U.S. Senator Al Franken (D-MN) fears AT&T's planned buyout of DirecTV will result in less competition and higher rates for customers. The proposed US$49 billion deal would give AT&T control over DirecTV and its subscribers, and Sen. Franken said the purchase will be a move in the wrong direction.
Senator Al Franken opposes AT&T/DirecTV merger
In a CNN interview, Sen. Franken said,
This usually leads to higher fees for consumers and less choices usually. We need to keep as much competition in the space -- this is going exactly the wrong direction.
AT&T, however, painted a different picture. The communications giant said the deal would bring broadband Internet to 15 million new customers, and will help improve the entertainment delivery market. CEO Randal Stephenson said, "This is a unique opportunity that will redefine the video entertainment industry."

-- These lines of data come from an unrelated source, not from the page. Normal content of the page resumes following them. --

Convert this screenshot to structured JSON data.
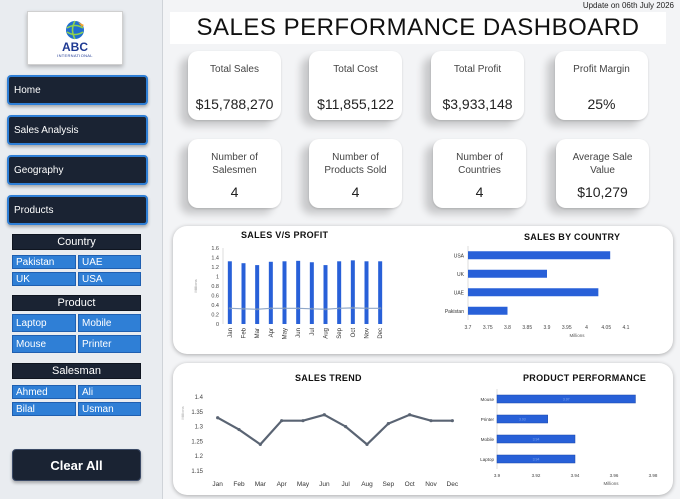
{
  "header": {
    "update": "Update on 06th July 2026",
    "title": "SALES PERFORMANCE DASHBOARD"
  },
  "logo": {
    "name": "ABC",
    "sub": "INTERNATIONAL"
  },
  "nav": [
    {
      "label": "Home"
    },
    {
      "label": "Sales Analysis"
    },
    {
      "label": "Geography"
    },
    {
      "label": "Products"
    }
  ],
  "slicers": {
    "country": {
      "title": "Country",
      "items": [
        "Pakistan",
        "UAE",
        "UK",
        "USA"
      ]
    },
    "product": {
      "title": "Product",
      "items": [
        "Laptop",
        "Mobile",
        "Mouse",
        "Printer"
      ]
    },
    "salesman": {
      "title": "Salesman",
      "items": [
        "Ahmed",
        "Ali",
        "Bilal",
        "Usman"
      ]
    }
  },
  "clear_label": "Clear All",
  "kpis": [
    {
      "label": "Total Sales",
      "value": "$15,788,270"
    },
    {
      "label": "Total Cost",
      "value": "$11,855,122"
    },
    {
      "label": "Total Profit",
      "value": "$3,933,148"
    },
    {
      "label": "Profit Margin",
      "value": "25%"
    },
    {
      "label": "Number of Salesmen",
      "value": "4"
    },
    {
      "label": "Number of Products Sold",
      "value": "4"
    },
    {
      "label": "Number of Countries",
      "value": "4"
    },
    {
      "label": "Average Sale Value",
      "value": "$10,279"
    }
  ],
  "colors": {
    "bar": "#2860d8",
    "line": "#5a6473",
    "accent": "#2f7fd6",
    "dark": "#1a2333"
  },
  "chart_data": [
    {
      "type": "bar",
      "title": "SALES V/S PROFIT",
      "ylabel": "Millions",
      "categories": [
        "Jan",
        "Feb",
        "Mar",
        "Apr",
        "May",
        "Jun",
        "Jul",
        "Aug",
        "Sep",
        "Oct",
        "Nov",
        "Dec"
      ],
      "series": [
        {
          "values": [
            1.32,
            1.28,
            1.24,
            1.31,
            1.32,
            1.33,
            1.3,
            1.24,
            1.32,
            1.34,
            1.32,
            1.32
          ]
        },
        {
          "values": [
            0.33,
            0.32,
            0.31,
            0.33,
            0.33,
            0.33,
            0.32,
            0.31,
            0.33,
            0.34,
            0.33,
            0.33
          ]
        }
      ],
      "yticks": [
        "0",
        "0.2",
        "0.4",
        "0.6",
        "0.8",
        "1",
        "1.2",
        "1.4",
        "1.6"
      ],
      "ylim": [
        0,
        1.6
      ]
    },
    {
      "type": "bar",
      "orientation": "horizontal",
      "title": "SALES BY COUNTRY",
      "xlabel": "Millions",
      "categories": [
        "USA",
        "UK",
        "UAE",
        "Pakistan"
      ],
      "values": [
        4.06,
        3.9,
        4.03,
        3.8
      ],
      "xticks": [
        "3.7",
        "3.75",
        "3.8",
        "3.85",
        "3.9",
        "3.95",
        "4",
        "4.05",
        "4.1"
      ],
      "xlim": [
        3.7,
        4.1
      ]
    },
    {
      "type": "line",
      "title": "SALES TREND",
      "ylabel": "Millions",
      "categories": [
        "Jan",
        "Feb",
        "Mar",
        "Apr",
        "May",
        "Jun",
        "Jul",
        "Aug",
        "Sep",
        "Oct",
        "Nov",
        "Dec"
      ],
      "values": [
        1.33,
        1.29,
        1.24,
        1.32,
        1.32,
        1.34,
        1.3,
        1.24,
        1.31,
        1.34,
        1.32,
        1.32
      ],
      "yticks": [
        "1.15",
        "1.2",
        "1.25",
        "1.3",
        "1.35",
        "1.4"
      ],
      "ylim": [
        1.15,
        1.4
      ]
    },
    {
      "type": "bar",
      "orientation": "horizontal",
      "title": "PRODUCT PERFORMANCE",
      "xlabel": "Millions",
      "categories": [
        "Mouse",
        "Printer",
        "Mobile",
        "Laptop"
      ],
      "values": [
        3.971,
        3.926,
        3.94,
        3.94
      ],
      "data_labels": [
        "3.97",
        "3.93",
        "3.94",
        "3.94"
      ],
      "xticks": [
        "3.9",
        "3.92",
        "3.94",
        "3.96",
        "3.98"
      ],
      "xlim": [
        3.9,
        3.98
      ]
    }
  ]
}
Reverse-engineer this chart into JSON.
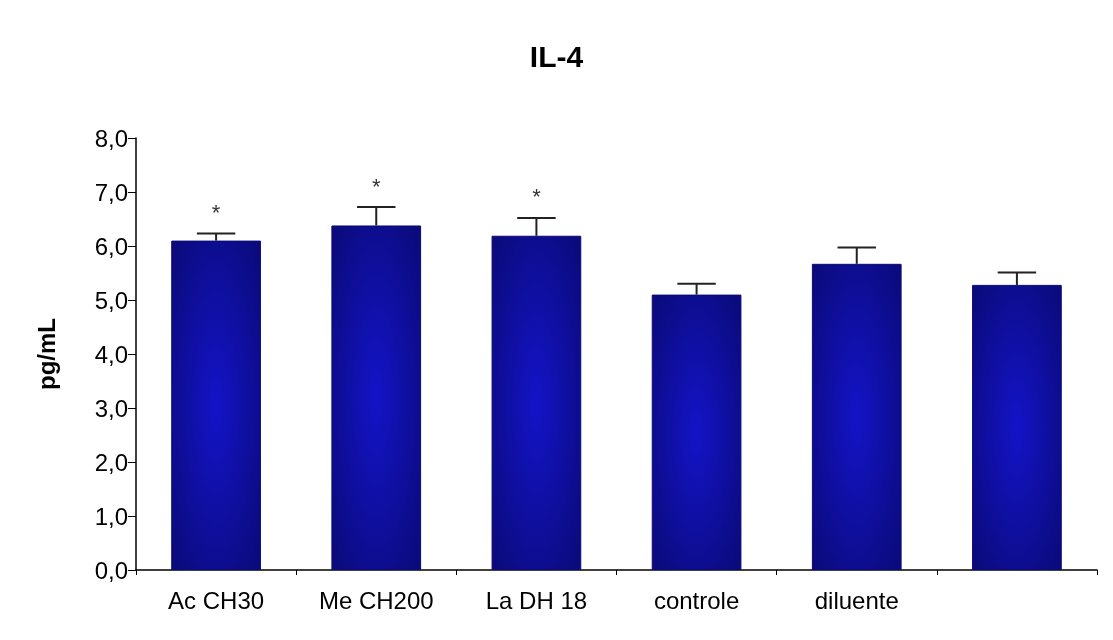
{
  "chart_data": {
    "type": "bar",
    "title": "IL-4",
    "ylabel": "pg/mL",
    "categories": [
      "Ac CH30",
      "Me CH200",
      "La DH 18",
      "controle",
      "diluente",
      null
    ],
    "values": [
      6.1,
      6.38,
      6.19,
      5.1,
      5.67,
      5.28
    ],
    "errors": [
      [
        6.1,
        6.23
      ],
      [
        6.38,
        6.72
      ],
      [
        6.19,
        6.52
      ],
      [
        5.1,
        5.3
      ],
      [
        5.67,
        5.97
      ],
      [
        5.28,
        5.51
      ]
    ],
    "color": "#0a0a78",
    "ylim": [
      0,
      8
    ],
    "yticks": [
      {
        "value": 0,
        "label": "0,0"
      },
      {
        "value": 1,
        "label": "1,0"
      },
      {
        "value": 2,
        "label": "2,0"
      },
      {
        "value": 3,
        "label": "3,0"
      },
      {
        "value": 4,
        "label": "4,0"
      },
      {
        "value": 5,
        "label": "5,0"
      },
      {
        "value": 6,
        "label": "6,0"
      },
      {
        "value": 7,
        "label": "7,0"
      },
      {
        "value": 8,
        "label": "8,0"
      }
    ],
    "annotations": [
      "*",
      "*",
      "*"
    ],
    "grid": false
  }
}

Sen. Franken said he is skeptical that the deal will work in favor of consumers and is calling for hearings to determine whether or not AT&T and DirecTV should be allowed to move forward. He pointed out that similar deals, like the Comcast/Time Warner merger, reduced competition and higher subscription prices.
"The fewer players there are in the space, the worse it is for consumers," he said. "[These deals] usually lead to higher fees for consumers."
This isn't the first time Sen. Franken has spoken out against big mergers. He protested Comcast's deal with Time Warner, and AT&T's attempted purchase of T-Mobile, too. The Senator is also a strong supporter of Net Neutrality, which he thinks will suffer from this deal.
Assuming the deal is allowed to go through, he sees consumers as the big losers. "The fewer players there are in the space I believe the worse it is for consumers," he said.
He added that the U.S. Department of Justice and the FCC should both take an active role in determining whether or not the deal is appropriate.
"There is a proper roll for the Department of Justice to look at this as an antitrust matter and for the FCC to look at this as is it in the public interest," he said. "I say no, it isn't in the public interest, and yes, this is a violation of antitrust."